Out in the park I see Uncle Buster with a bloody face. He’s breathing pretty well. But he’s in shock. Healthy and large for a wino. I tell the man with the flashlight to raise the feet.

First dawn I have seen in fifteen years, twenty years, twenty-three years. I was a Boy Scout at Camp Kickapoo. I was smoking grapevine in the cabin and Mr. DeLard called me out: “If I ever have to call you out again, Ray, even though you’re a Life Scout, I’ll have to dismiss you from the troop. You’re supposed to be a leader, and here you are smoking.”

I have always needed a great exhaust system. DeLard had his Luckies on the top of his knapsack. He was a hairy, frantic man. I went back in the cabin and lit up another piece of grapevine, because I had information. This here was the only time ever I was mean — with information. Mr. DeLard ran into the cabin. He had a Scout suit on and was forty.

“Okay. I warned you.”

“Leave me alone.”

“You’re out of the troop.”

“No, I’m not! We live next to you, Mr. DeLard. My dad bought a high-power telescope for my astronomy badge. I turned it around to your bathroom and me and my dad and mother saw you beating your meat!”

Many Scouts in the cabin heard this. It was the first time in my life I’d ever been mean. I was always gentle until people shot at me.

I was a Life Scout, very solid. I knew how to start a fire, eat raw minnows, mold, and worms when it got down to survival. Then I went into Explorer Scouts, which led to flying in the Civil Air Patrol, which led to training on the T-33s in Biloxi, which led to the F-4 Phantom, and I could speak a little French and I was a captain when Edward was gone in the gray-pearl over Hanoi, which is what Tom Wolfe called it, and he was right.

With the Rolling Stones on the tape on my right side and the whole U.S. hugging my back in this hot cockpit, I’m throwing off my mask as I see the MIG-21 come up after the gooks shot my commander Edward down.

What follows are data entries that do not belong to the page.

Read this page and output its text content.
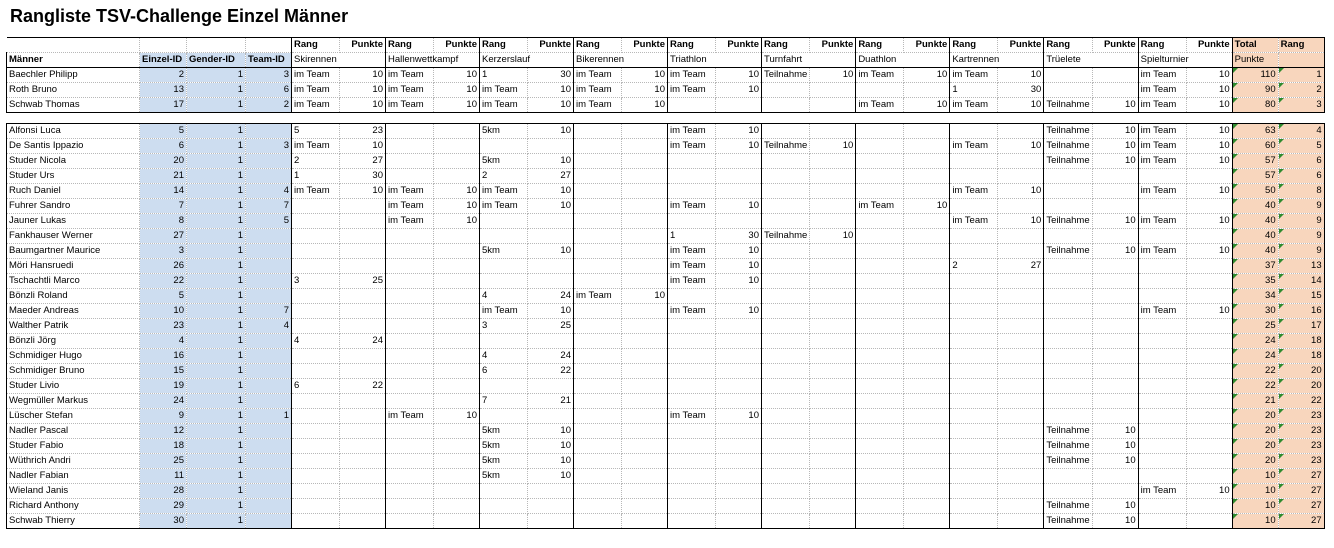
Rangliste TSV-Challenge Einzel Männer
				Rang	Punkte	Rang	Punkte	Rang	Punkte	Rang	Punkte	Rang	Punkte	Rang	Punkte	Rang	Punkte	Rang	Punkte	Rang	Punkte	Rang	Punkte	Total	Rang
Männer	Einzel-ID	Gender-ID	Team-ID	Skirennen		Hallenwettkampf		Kerzerslauf		Bikerennen		Triathlon		Turnfahrt		Duathlon		Kartrennen		Trüelete		Spielturnier		Punkte	
Baechler Philipp	2	1	3	im Team	10	im Team	10	1	30	im Team	10	im Team	10	Teilnahme	10	im Team	10	im Team	10			im Team	10	110	1
Roth Bruno	13	1	6	im Team	10	im Team	10	im Team	10	im Team	10	im Team	10					1	30			im Team	10	90	2
Schwab Thomas	17	1	2	im Team	10	im Team	10	im Team	10	im Team	10					im Team	10	im Team	10	Teilnahme	10	im Team	10	80	3

Alfonsi Luca	5	1		5	23			5km	10			im Team	10							Teilnahme	10	im Team	10	63	4
De Santis Ippazio	6	1	3	im Team	10							im Team	10	Teilnahme	10			im Team	10	Teilnahme	10	im Team	10	60	5
Studer Nicola	20	1		2	27			5km	10											Teilnahme	10	im Team	10	57	6
Studer Urs	21	1		1	30			2	27															57	6
Ruch Daniel	14	1	4	im Team	10	im Team	10	im Team	10									im Team	10			im Team	10	50	8
Fuhrer Sandro	7	1	7			im Team	10	im Team	10			im Team	10			im Team	10							40	9
Jauner Lukas	8	1	5			im Team	10											im Team	10	Teilnahme	10	im Team	10	40	9
Fankhauser Werner	27	1										1	30	Teilnahme	10									40	9
Baumgartner Maurice	3	1						5km	10			im Team	10							Teilnahme	10	im Team	10	40	9
Möri Hansruedi	26	1										im Team	10					2	27					37	13
Tschachtli Marco	22	1		3	25							im Team	10											35	14
Bönzli Roland	5	1						4	24	im Team	10													34	15
Maeder Andreas	10	1	7					im Team	10			im Team	10									im Team	10	30	16
Walther Patrik	23	1	4					3	25															25	17
Bönzli Jörg	4	1		4	24																			24	18
Schmidiger Hugo	16	1						4	24															24	18
Schmidiger Bruno	15	1						6	22															22	20
Studer Livio	19	1		6	22																			22	20
Wegmüller Markus	24	1						7	21															21	22
Lüscher Stefan	9	1	1			im Team	10					im Team	10											20	23
Nadler Pascal	12	1						5km	10											Teilnahme	10			20	23
Studer Fabio	18	1						5km	10											Teilnahme	10			20	23
Wüthrich Andri	25	1						5km	10											Teilnahme	10			20	23
Nadler Fabian	11	1						5km	10															10	27
Wieland Janis	28	1																				im Team	10	10	27
Richard Anthony	29	1																		Teilnahme	10			10	27
Schwab Thierry	30	1																		Teilnahme	10			10	27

Channel 16. “Daya, menta, menta, casa, casa, casa, casa, casa!” International jet talk. Telling the gook pilot to get out of the air or I’ll bury him.

He still rises.

“Vaya casa, vaya casa.” Go home or you’re dead, son. I’ve got everything on me, and this plane and me will make you burn if you stay up here twenty more seconds.

But he comes up twirling like a T.

Well, hell. I want him! I turn the Rolling Stones all the way up, all the states of the U.S. shine behind me.

He’s in the scope. I’m almost upside down and he’s trying to get back home but it’s too darned late.

“You speak English?” I say.

“Uh, yes.”

“Are you Catholic?”

“Used to be before Communist.”

“I want to know your name and how old before I kill you.”

“Lester Sims, twenty-three, lieutenant, Hanoi base.”

“Lester Sims?”

“Translating. Lu Gut. Trying to fly away.”

Then the buttons when he got into the middle of the scope. It’s so easy to kill. Saw him make the bright, white flower. It’s so fucking hard to live.

Big orange lights in rectangle on my carrier, the Bonhomme Richard. Lots of handshakes.

It was the start of what I’ve got, and no nooky, no poem, no medicine or nothing will make it go away. Jesus, my head!

Six years of medical training at Tulane. They said six to satisfy the med laws. I only had four. But four’s all it takes to get the drunk breathing good.

“Shit, he’s alive!” I said.

The fellow put down the flashlight.

By God, it was Charlie DeSoto. From the old days of Eileen and Charlie. He had a sad mustache and balding blond hair.

“I knew he was going to make it when I called you,” said Charlie. “I’ve got him and two more uncles in town. This one’s a lush and a teenager hit him over the head with a two-by-four. The little punk is over at his grandmother’s house and I’ve got the thirty-eight, like I told you. Eileen has left me, and I really don’t care anymore.”

I walked over to the house with the light in the parlor. It was four in the morning. I knocked on the door and the grandmother opened it. I asked for the phone. While I was calling for the ambulance, the criminal walked up. He was a big innocent-faced frat boy in an Izod shirt.